Darius Adamczyk — Chairman and Chief Executive Officer

Good morning.

Sheila Kahyaoglu — Jefferies LLC — Analyst

Good morning. I have to tell Andrew, it was me messing with Nigel’s line, so just to fare it up. I guess, sticking with Aero, you mentioned commercial OE was up sequentially, business jets was up double digits, I think you said. Was that a surprise what platforms drove that? And related to that, what are you expecting on commercial OE build rates as we progress throughout the year?

Greg Lewis — Senior Vice President and Chief Financial Officer

Yeah. So, it was definitely up sequentially as highlighted, not really unexpected. We’re starting to see some of the build rates recover. It’s going to be slow from here. I would say, the level we’re at right now is going to be kind of a slow ramp from this point. So it’s not like we see anything changing dramatically to the upside here, imminently. So — but not really unexpected for what we’ve seen. You see what’s happening with the MAX coming back into service and so on. So, we feel like we’re sized properly for that ramp as we head into the second quarter and the back half of the year.

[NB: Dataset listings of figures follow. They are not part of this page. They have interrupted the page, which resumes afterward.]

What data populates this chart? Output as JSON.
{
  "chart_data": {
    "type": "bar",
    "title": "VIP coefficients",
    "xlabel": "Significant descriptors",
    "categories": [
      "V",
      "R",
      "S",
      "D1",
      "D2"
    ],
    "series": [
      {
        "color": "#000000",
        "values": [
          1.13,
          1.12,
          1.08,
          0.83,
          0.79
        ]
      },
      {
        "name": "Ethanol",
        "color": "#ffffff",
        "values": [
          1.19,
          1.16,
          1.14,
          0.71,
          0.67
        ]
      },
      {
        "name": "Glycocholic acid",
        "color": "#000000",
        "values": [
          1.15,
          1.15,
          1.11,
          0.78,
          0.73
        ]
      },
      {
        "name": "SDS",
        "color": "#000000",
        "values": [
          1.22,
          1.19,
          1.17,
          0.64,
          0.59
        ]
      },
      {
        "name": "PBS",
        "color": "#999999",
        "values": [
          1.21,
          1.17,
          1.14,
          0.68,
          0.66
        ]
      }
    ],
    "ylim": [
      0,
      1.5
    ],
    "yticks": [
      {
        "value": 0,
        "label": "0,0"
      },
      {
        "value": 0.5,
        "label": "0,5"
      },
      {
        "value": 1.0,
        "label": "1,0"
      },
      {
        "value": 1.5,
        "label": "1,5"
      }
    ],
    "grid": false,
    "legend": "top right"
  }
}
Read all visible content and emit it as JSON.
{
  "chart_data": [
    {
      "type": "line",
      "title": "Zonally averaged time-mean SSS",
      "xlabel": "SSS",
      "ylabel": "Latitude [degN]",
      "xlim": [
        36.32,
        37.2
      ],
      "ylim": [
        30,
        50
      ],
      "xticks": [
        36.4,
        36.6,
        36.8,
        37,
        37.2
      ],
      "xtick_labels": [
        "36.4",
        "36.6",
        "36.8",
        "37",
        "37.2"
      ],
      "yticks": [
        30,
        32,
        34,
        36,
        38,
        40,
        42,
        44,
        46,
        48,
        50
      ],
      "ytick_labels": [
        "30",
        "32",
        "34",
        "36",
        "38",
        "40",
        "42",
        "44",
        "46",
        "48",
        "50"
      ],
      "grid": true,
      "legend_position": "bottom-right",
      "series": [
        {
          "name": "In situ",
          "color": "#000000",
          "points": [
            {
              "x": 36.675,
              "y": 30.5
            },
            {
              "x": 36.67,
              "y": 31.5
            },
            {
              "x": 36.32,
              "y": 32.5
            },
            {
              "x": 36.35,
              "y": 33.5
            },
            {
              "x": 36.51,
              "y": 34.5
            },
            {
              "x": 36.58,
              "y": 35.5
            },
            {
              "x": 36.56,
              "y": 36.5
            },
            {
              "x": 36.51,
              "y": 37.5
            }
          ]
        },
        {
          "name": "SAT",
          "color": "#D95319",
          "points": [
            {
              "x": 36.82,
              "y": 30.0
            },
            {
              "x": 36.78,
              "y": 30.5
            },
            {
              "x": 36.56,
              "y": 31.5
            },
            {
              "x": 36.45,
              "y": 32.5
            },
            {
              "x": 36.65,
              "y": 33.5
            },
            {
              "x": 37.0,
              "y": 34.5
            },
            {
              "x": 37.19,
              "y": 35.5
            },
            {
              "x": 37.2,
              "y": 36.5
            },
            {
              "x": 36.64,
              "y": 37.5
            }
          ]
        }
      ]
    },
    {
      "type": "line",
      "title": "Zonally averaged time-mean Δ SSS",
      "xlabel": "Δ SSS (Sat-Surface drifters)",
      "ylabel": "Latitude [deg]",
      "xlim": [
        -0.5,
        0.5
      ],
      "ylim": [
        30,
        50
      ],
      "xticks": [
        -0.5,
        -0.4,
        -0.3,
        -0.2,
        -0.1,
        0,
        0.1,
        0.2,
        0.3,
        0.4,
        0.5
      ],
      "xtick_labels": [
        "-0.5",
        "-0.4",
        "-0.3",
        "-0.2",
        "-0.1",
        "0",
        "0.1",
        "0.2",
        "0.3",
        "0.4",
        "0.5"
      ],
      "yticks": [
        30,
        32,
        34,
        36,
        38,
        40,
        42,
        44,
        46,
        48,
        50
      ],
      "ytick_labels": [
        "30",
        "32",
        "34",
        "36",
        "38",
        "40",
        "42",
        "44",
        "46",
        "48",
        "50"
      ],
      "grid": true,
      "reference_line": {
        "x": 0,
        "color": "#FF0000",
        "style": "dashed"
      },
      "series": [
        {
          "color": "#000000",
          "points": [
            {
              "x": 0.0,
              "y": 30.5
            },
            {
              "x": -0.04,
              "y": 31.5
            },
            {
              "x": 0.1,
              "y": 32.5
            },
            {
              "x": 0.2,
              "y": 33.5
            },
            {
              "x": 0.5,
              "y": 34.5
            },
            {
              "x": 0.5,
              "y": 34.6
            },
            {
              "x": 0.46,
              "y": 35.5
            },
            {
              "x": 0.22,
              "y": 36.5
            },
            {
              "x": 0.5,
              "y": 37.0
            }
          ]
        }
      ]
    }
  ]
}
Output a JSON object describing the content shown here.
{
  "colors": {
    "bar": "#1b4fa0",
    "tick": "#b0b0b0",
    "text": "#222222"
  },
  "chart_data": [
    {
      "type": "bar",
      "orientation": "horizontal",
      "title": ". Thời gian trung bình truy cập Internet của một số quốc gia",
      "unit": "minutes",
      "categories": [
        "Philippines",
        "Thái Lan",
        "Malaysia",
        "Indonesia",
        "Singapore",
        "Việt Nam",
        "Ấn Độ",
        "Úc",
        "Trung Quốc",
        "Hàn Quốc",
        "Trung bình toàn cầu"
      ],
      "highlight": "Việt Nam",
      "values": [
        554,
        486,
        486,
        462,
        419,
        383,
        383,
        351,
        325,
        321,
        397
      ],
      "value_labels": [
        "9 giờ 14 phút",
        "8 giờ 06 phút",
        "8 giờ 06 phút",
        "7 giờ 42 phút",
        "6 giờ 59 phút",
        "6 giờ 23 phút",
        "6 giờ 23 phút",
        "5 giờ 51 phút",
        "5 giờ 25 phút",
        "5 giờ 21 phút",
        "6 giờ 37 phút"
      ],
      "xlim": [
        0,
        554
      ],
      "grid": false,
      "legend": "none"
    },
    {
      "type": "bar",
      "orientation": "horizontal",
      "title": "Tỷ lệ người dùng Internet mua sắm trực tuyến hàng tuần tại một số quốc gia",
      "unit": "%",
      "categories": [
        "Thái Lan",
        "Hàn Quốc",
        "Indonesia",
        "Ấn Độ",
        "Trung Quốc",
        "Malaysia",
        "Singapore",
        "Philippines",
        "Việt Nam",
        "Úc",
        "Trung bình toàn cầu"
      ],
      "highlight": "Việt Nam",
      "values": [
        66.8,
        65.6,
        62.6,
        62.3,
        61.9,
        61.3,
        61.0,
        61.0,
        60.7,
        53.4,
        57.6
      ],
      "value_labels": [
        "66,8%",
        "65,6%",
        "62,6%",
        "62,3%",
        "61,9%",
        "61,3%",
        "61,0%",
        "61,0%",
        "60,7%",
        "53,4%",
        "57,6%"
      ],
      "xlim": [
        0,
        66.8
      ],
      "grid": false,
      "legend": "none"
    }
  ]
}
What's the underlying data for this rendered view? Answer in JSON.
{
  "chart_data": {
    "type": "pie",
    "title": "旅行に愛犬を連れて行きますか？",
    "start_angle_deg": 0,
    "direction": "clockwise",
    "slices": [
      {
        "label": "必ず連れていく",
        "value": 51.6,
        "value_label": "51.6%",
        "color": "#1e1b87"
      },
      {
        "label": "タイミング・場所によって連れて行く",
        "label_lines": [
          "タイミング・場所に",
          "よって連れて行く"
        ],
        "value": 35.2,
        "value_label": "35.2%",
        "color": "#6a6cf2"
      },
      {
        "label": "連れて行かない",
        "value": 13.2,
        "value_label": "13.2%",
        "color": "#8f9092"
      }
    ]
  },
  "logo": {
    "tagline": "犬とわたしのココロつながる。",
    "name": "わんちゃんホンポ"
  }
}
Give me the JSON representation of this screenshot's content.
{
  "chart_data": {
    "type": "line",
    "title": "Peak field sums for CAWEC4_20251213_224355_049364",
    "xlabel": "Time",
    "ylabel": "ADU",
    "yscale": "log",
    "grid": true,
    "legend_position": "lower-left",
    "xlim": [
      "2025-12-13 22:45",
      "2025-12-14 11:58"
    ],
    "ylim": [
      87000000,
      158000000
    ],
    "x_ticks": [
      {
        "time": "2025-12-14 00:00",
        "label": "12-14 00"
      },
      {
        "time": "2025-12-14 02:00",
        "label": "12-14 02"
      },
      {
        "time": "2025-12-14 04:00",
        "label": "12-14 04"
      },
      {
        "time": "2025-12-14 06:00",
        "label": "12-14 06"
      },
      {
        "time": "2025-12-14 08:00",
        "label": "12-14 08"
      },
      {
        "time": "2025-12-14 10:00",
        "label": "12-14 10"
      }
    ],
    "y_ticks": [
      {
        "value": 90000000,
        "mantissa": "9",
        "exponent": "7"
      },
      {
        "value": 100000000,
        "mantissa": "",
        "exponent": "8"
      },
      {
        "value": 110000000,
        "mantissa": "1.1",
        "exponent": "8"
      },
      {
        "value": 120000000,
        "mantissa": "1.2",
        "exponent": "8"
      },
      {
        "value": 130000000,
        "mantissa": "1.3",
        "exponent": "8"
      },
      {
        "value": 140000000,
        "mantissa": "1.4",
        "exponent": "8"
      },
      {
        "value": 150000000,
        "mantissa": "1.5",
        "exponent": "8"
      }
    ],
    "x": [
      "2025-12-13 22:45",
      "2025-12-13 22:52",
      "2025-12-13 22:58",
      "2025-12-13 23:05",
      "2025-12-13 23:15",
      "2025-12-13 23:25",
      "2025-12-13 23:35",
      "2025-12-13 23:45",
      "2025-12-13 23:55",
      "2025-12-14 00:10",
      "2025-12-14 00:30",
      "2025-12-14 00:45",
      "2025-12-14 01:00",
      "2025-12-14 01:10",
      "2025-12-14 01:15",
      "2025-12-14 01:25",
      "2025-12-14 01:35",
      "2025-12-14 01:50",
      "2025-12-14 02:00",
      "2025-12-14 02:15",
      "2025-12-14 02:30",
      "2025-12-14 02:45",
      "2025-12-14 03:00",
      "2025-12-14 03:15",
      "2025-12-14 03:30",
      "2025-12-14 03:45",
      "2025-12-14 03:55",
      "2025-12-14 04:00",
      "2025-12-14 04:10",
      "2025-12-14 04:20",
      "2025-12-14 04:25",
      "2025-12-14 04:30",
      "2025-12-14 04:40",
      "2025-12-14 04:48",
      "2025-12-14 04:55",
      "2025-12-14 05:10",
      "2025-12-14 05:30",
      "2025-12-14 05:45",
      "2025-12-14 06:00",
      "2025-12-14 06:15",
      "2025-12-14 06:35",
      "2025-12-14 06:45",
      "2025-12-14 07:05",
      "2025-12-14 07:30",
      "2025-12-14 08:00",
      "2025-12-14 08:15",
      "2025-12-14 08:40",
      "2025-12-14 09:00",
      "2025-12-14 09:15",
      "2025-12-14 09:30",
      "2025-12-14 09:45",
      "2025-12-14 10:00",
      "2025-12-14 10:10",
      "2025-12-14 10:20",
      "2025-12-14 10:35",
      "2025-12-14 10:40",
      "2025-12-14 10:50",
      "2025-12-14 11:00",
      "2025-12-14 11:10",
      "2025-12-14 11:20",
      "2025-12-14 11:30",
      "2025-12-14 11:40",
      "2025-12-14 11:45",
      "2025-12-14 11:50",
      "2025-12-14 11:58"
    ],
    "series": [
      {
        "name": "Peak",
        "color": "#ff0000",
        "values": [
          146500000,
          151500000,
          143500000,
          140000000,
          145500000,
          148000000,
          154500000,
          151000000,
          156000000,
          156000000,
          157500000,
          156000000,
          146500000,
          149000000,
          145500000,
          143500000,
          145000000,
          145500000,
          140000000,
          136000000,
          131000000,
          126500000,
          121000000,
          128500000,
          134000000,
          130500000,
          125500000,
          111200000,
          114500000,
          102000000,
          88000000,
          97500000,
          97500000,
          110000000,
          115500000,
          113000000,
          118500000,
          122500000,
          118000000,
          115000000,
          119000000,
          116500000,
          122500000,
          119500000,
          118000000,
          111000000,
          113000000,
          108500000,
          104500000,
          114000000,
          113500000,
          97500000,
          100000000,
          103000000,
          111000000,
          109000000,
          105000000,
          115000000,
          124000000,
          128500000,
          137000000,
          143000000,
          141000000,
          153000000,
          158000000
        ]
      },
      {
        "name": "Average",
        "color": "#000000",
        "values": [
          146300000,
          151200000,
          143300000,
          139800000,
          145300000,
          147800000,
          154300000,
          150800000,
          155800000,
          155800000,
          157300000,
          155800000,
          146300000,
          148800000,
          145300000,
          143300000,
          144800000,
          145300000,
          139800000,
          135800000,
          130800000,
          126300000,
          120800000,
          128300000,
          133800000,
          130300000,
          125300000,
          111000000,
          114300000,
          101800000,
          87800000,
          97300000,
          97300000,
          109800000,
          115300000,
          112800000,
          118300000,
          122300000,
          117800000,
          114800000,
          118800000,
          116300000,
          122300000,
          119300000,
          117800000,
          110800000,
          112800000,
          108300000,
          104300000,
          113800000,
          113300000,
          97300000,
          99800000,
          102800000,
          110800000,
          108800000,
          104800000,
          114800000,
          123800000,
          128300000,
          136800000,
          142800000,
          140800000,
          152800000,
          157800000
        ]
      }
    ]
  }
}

On BGA, certainly, that aftermarket stream, it’s just going to grow in a faster pace than ATR. I mean, people are shifting. This is actually a question for the ATR business. People are shifting from commercial travel to business jet travel, that’s happening. And so, there may be some element of commercial first-class travel that actually from a business perspective, doesn’t fully come back. So, we do feel bullish about what we’re seeing in the BGA space, particularly. But, as I said earlier, there are so many variables. As you know, as well as we do, there are so many variables that go on to this between passenger behavior, airline behavior, that’s a little bit as to why we’re going to take this one quarter at a time.

Darius Adamczyk — Chairman and Chief Executive Officer

Yeah. And just to maybe add to that is, yeah, I think what we have looking forward is, the OE rates slowly increasing. And I think that that’s we have a fairly high degree of confidence in there, throughout this year, particularly second half versus first half, and then increasing even more in 2022. So, that’s sort of the math. I mean, I think we also forget that, as recently as three months ago, I mean, some of the infection rates in the US were very, very high and we’re in a dramatically different place. So, the overall January and then part of February were fairly difficult. But we see the world slowly coming out of this. And if there is going to be a direct correlation to aviation, and we think this is going to be manifested in the second half this year than ’22 and ’23, and we’re set up for some very, very nice quarters and years ahead of us, which are going to be slowly ramping up. So, I — we continue to be very bullish on aviation we’re investing in the business, but at the same time, 2020 was a good opportunity for us to really rationalize some cost structure, and I think we can lever up nicely as that business starts coming back.

Sheila Kahyaoglu — Jefferies LLC — Analyst

Great. Thank you.

Darius Adamczyk — Chairman and Chief Executive Officer

Okay. I’m proud of everyone at Honeywell. This consistent hard work and unwavering commitment enable us to outperform in this challenging environment. Thank you to our shareholders for your ongoing support. We are well positioned for the recovery, we got strong start to the year, and I look forward to opportunities to come during the balance of 2021 and beyond. Thank you all for listening, and please stay safe and healthy.